ネットワークライダー『ザイン』

「最近このURL、良く見るようになったな」


 都内の或るネットカフェチェーン店の薄暗い一室で、如何にもむさ苦しい男が二人寄り添い、モニターの明かりに照らし出されていた。


「WWWW.な。ワールド·ウェイク·なんちゃらだ。フォーダブリューとか略されてるけど」


 長髪の男に答えた彼は几帳面に眼鏡を拭き始めた。漫画に描かれた狐の様に細く吊った目を精一杯広げて、レンズをライトに透かしたりしている。


「さすが詳しいな。『ネトゲの申し子』と言われて久しいお前だけの事はあるぜ」


 眼鏡を拭く手を止めた狐目の男は、長髪の男に食って掛かる。


「おいよせよ! 人に聞かれたらオタクだと思われちまうじゃないか!

 それはさぁ、あくまで裏の顔という事で……」


 現在、世間に於けるURLのほぼ半数までも占めるようになった4Wは、登録するだけで関係各所に自動リンクが張られ、大手掲示板への宣伝活動も活発な上、検索機能も充実している事など様々な理由から、破竹の勢いでユーザーを獲得している新進サーバーネットワークである。

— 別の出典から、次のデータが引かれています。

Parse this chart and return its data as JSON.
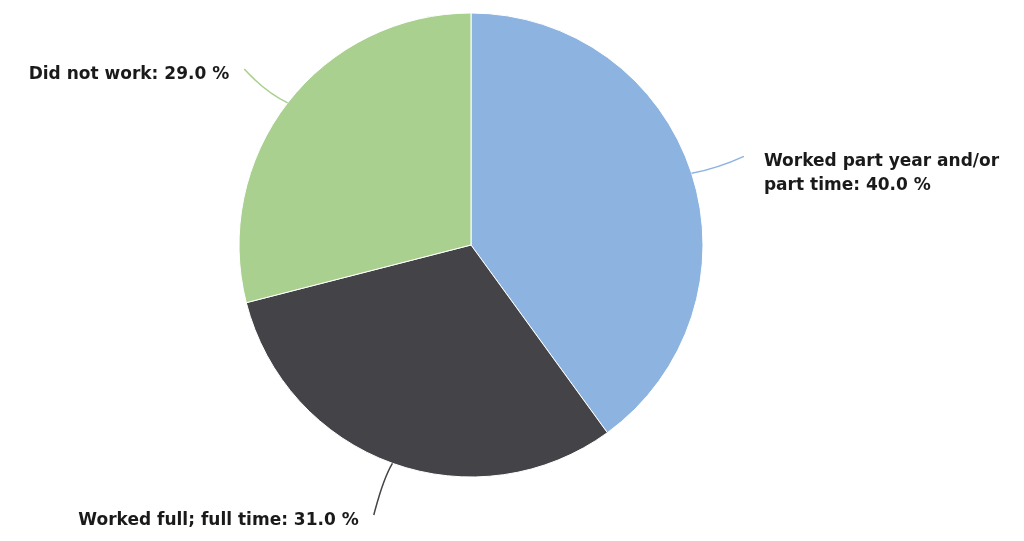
{
  "chart_data": {
    "type": "pie",
    "categories": [
      "Worked part year and/or part time",
      "Worked full; full time",
      "Did not work"
    ],
    "values": [
      40,
      31,
      29
    ],
    "colors": [
      "#8db3e0",
      "#434348",
      "#a9d08e"
    ],
    "value_labels": [
      "40.0 %",
      "31.0 %",
      "29.0 %"
    ]
  }
}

「俺のネトゲサイトも半端ねぇヒット数になったよ。アフィリエイト収入だけでも月に5・6万は稼げてるから」


「へぇ~、そりゃすげぇ。俺もギターマニアのサイトでも立ち上げようかなぁ」


「地味そうなサイトだな。天下の4Wでも余りヒット数は望めないんじゃないか? ははは」


「ちぇっ、ひでぇなぁ」



───────とある廃教会の内部



 外からの光がステンドグラスを通じて様々な色を床に落としている。祭壇中央、そこに当然有るべき偶像は取り払われていて、その壁には豪奢な縁取りがされた半球状の巨大な水晶が嵌め込まれている。

 水晶は俄に、まるで脈動するかのように明滅を始めた。するとソフトだが、気持ちケンの有る女性的な声が教会中にこだまする。


「イゾルデ! イゾルデよ!」


 光を放ち続けるようになった水晶に浮かぶ顔が、どうやら声の主らしい。

 ゆらゆらとピントの定まらないその映像は極彩色に彩られ、えもいわれぬ微笑を湛えた表情は寧ろ背筋に寒い物を走らせる。


「はい。お呼びになりましたか、マルケ総帥」


 イゾルデと呼ばれた女性は、昆虫とも甲殻類ともつかない意匠の甲冑をまとっているが、その水着のような小ささはとても実戦向きとは思えない。


「フフフ。

 とうとう。

 僕らのネットワークが、世界のほぼ半分を席巻しました。

 そろそろ。

 アレを使ってみようかと思うのだけれど」


 マルケと呼ばれた水晶の中の人物は、含み笑いをしながらイゾルデに視線を送る。


「お言葉を返すようで心苦しいのですがマルケ総帥、アレはまだ完成を見ておりません」


 ぬらぬらと光る、甲冑とお揃いの海老茶色をした兜を脱ぐと、髪を掻き上げながらイゾルデは言った。